Ist |
Dilaporkan dari Middle East Eye, 9 November 2018, larangan ini mulai berlaku sejak 12 September 2018, setelah Arab Saudi mengeluarkan kebijakan baru yang melarang mengeluarkan visa Haji dan Umrah bagi warga Palestina di Yordania, Lebanon, Yerusalem timur dan Israel, yang sebelumnya diperbolehkan Haji atau Umrah dengan menggunakan paspor sementara.
Kebijakan ini akan berdampak pada 2,94 juta warga Palestina di seluruh wilayah tersebut.
Kebijakan baru Arab Saudi adalah kesepakatan bersama Israel baru-baru ini. Middle East Eye (MEE) mendapat informasi dari sumber Yordania yang mengetahui urusan diplomatik Yordania bahwa kebijakan ini adalah salah satu bagian kesepakatan Israel dan Arab Saudi untuk menghapus status kewarganegaraan Palestina dan hak pengungsi Palestina untuk kembali ke negara asal.
"Arab Saudi menekan Yordania agar menaturalisasi pengungsi Palestina di Yordania, Yerusalem Timur dan Palestina di Israel. Desakan naturalisasi juga terjadi di Lebanon. Kemudian, Anda tidak akan memiliki masalah dengan pengungsi Palestina lagi," kata sumber tersebut.
"Ini adalah bagian kesepakatan antara Israel dan Arab Saudi. Tetapi Yordania menolak naturalisasi warga Palestina," lanjut sumber.
Kesepakatan ini juga dikonfrimasi media Israel Haaretz. Haaretz melaporkan, seperti dikutip dari Express.co.uk, bahwa Arab Saudi mengubah kebijakan soal paspor untuk Haji dan Umrah Palestina.
Saat ini terdapat sekitar satu juta lebih Muslim Israel yang membentuk 17 persen populasi Palestina.
Komite Haji dan Umrah Israel mengatakan kepada Haaretz bahwa mereka kini tidak bisa lagi pergi Haji pada Desember.

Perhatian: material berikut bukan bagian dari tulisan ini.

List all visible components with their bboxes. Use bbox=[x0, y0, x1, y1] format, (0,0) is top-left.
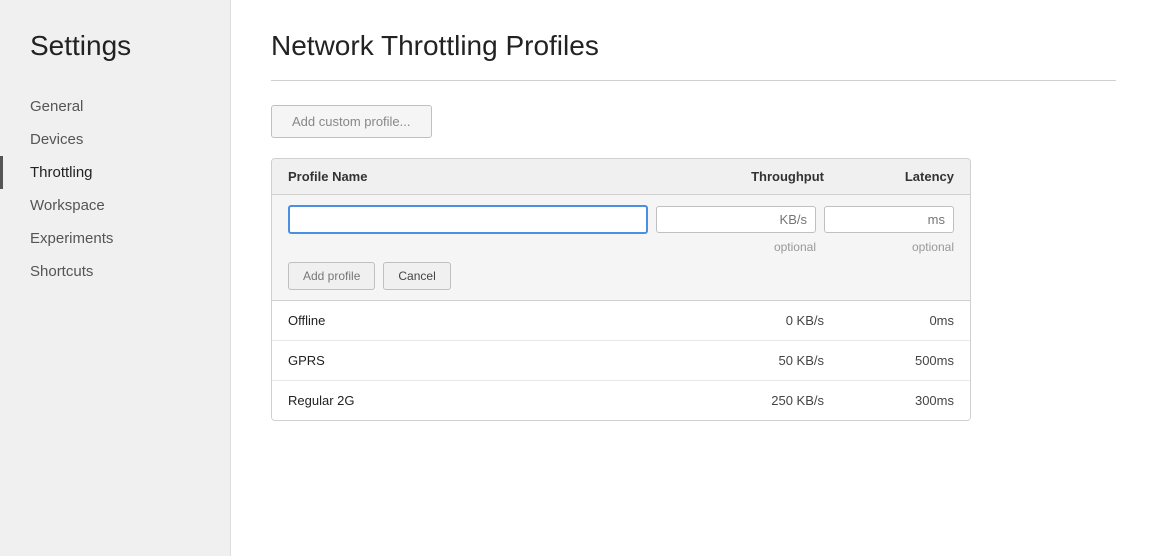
sidebar-title: Settings bbox=[0, 30, 230, 90]
row-throughput-regular2g: 250 KB/s bbox=[664, 393, 824, 408]
sidebar-link-throttling[interactable]: Throttling bbox=[0, 156, 230, 189]
add-profile-button[interactable]: Add profile bbox=[288, 262, 375, 290]
new-profile-actions: Add profile Cancel bbox=[288, 262, 954, 290]
page-title: Network Throttling Profiles bbox=[271, 30, 1116, 62]
col-header-profile-name: Profile Name bbox=[288, 169, 664, 184]
throughput-input[interactable] bbox=[656, 206, 816, 233]
page-container: Settings General Devices Throttling Work… bbox=[0, 0, 1156, 556]
profile-name-input[interactable] bbox=[288, 205, 648, 234]
row-latency-gprs: 500ms bbox=[824, 353, 954, 368]
col-header-latency: Latency bbox=[824, 169, 954, 184]
row-name-regular2g: Regular 2G bbox=[288, 393, 664, 408]
sidebar-link-general[interactable]: General bbox=[0, 90, 230, 123]
throughput-hint: optional bbox=[656, 240, 816, 254]
latency-input[interactable] bbox=[824, 206, 954, 233]
sidebar-item-throttling[interactable]: Throttling bbox=[0, 156, 230, 189]
section-divider bbox=[271, 80, 1116, 81]
sidebar: Settings General Devices Throttling Work… bbox=[0, 0, 230, 556]
sidebar-item-experiments[interactable]: Experiments bbox=[0, 222, 230, 255]
col-header-throughput: Throughput bbox=[664, 169, 824, 184]
sidebar-link-shortcuts[interactable]: Shortcuts bbox=[0, 255, 230, 288]
row-latency-regular2g: 300ms bbox=[824, 393, 954, 408]
main-content: Network Throttling Profiles Add custom p… bbox=[230, 0, 1156, 556]
sidebar-item-shortcuts[interactable]: Shortcuts bbox=[0, 255, 230, 288]
optional-hints: optional optional bbox=[288, 240, 954, 254]
table-header: Profile Name Throughput Latency bbox=[272, 159, 970, 195]
sidebar-item-general[interactable]: General bbox=[0, 90, 230, 123]
row-throughput-gprs: 50 KB/s bbox=[664, 353, 824, 368]
row-latency-offline: 0ms bbox=[824, 313, 954, 328]
table-row: Regular 2G 250 KB/s 300ms bbox=[272, 381, 970, 420]
sidebar-link-experiments[interactable]: Experiments bbox=[0, 222, 230, 255]
cancel-button[interactable]: Cancel bbox=[383, 262, 450, 290]
profiles-table: Profile Name Throughput Latency optional… bbox=[271, 158, 971, 421]
sidebar-link-workspace[interactable]: Workspace bbox=[0, 189, 230, 222]
row-name-offline: Offline bbox=[288, 313, 664, 328]
add-custom-profile-button[interactable]: Add custom profile... bbox=[271, 105, 432, 138]
sidebar-link-devices[interactable]: Devices bbox=[0, 123, 230, 156]
name-hint bbox=[288, 240, 648, 254]
new-profile-inputs bbox=[288, 205, 954, 234]
table-row: GPRS 50 KB/s 500ms bbox=[272, 341, 970, 381]
new-profile-row: optional optional Add profile Cancel bbox=[272, 195, 970, 301]
table-row: Offline 0 KB/s 0ms bbox=[272, 301, 970, 341]
sidebar-item-workspace[interactable]: Workspace bbox=[0, 189, 230, 222]
sidebar-nav: General Devices Throttling Workspace Exp… bbox=[0, 90, 230, 288]
row-name-gprs: GPRS bbox=[288, 353, 664, 368]
sidebar-item-devices[interactable]: Devices bbox=[0, 123, 230, 156]
row-throughput-offline: 0 KB/s bbox=[664, 313, 824, 328]
latency-hint: optional bbox=[824, 240, 954, 254]
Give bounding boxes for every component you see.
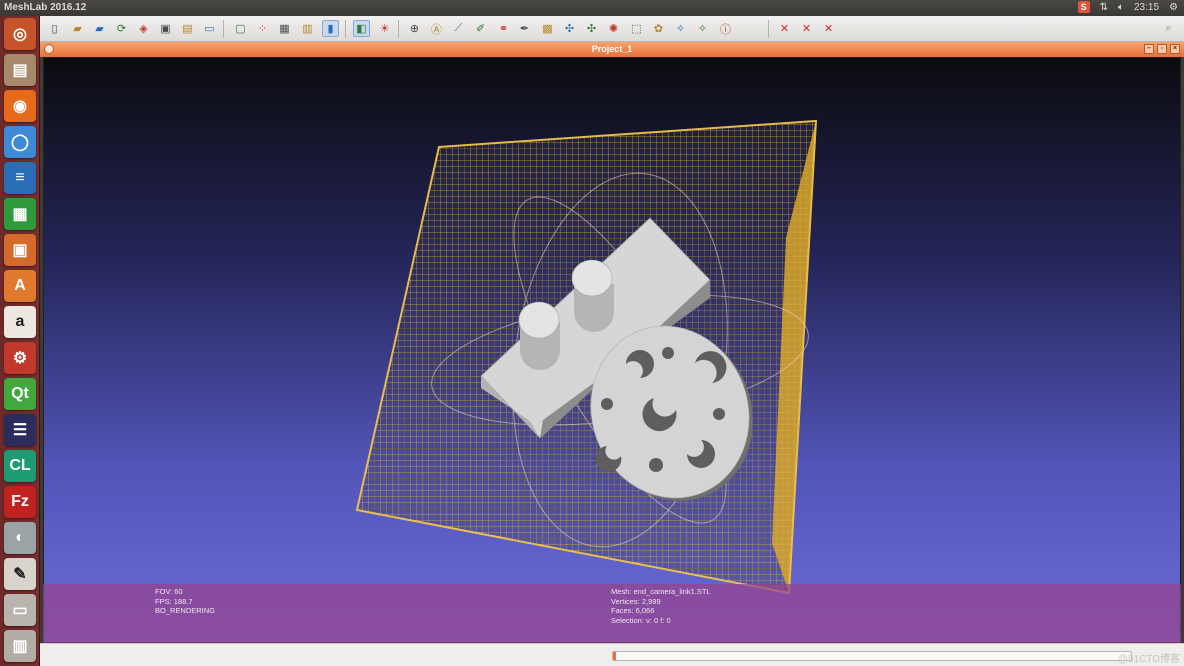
fov-readout: FOV: 60 [155, 587, 183, 596]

"Kami tidak memiliki penjelasan atas apa yang terjadi, jadi kami mengajukan banding ke setiap bantuan yang memungkinkan, tetapi kami sangat menyesal bahwa ibadah yang seharusnya dilakukan pada Desember, yang mana ribuan orang telah mendaftar, tidak akan diselenggarakan," kata ketua komite Salim Shalata.
Haaretz juga melaporkan bahwa Putra Mahkota Arab Saudi Mohammed bin Salman terlibat pembicaraan rahasia dengan PM Israel Benjamin Netanyahu di Amman, Yordania.
Pada November 2017, Netanyahu mengungkapkan bahwa Israel telah menghubungi pejabat Saudi. Kedekatan keduanya muncul setelah khawatir atas pengaruh Iran di Timur Tengah.
Selain kebijakan larangan Haji dan Umrah Palestina, Arab Saudi dan Israel diduga telah meneken kerja sama senjata senilai U$ 250 juta atau Rp 3,6 triliun, termasuk peralatan mata-mata dan sistem pertahanan udara Israel Iron Dome.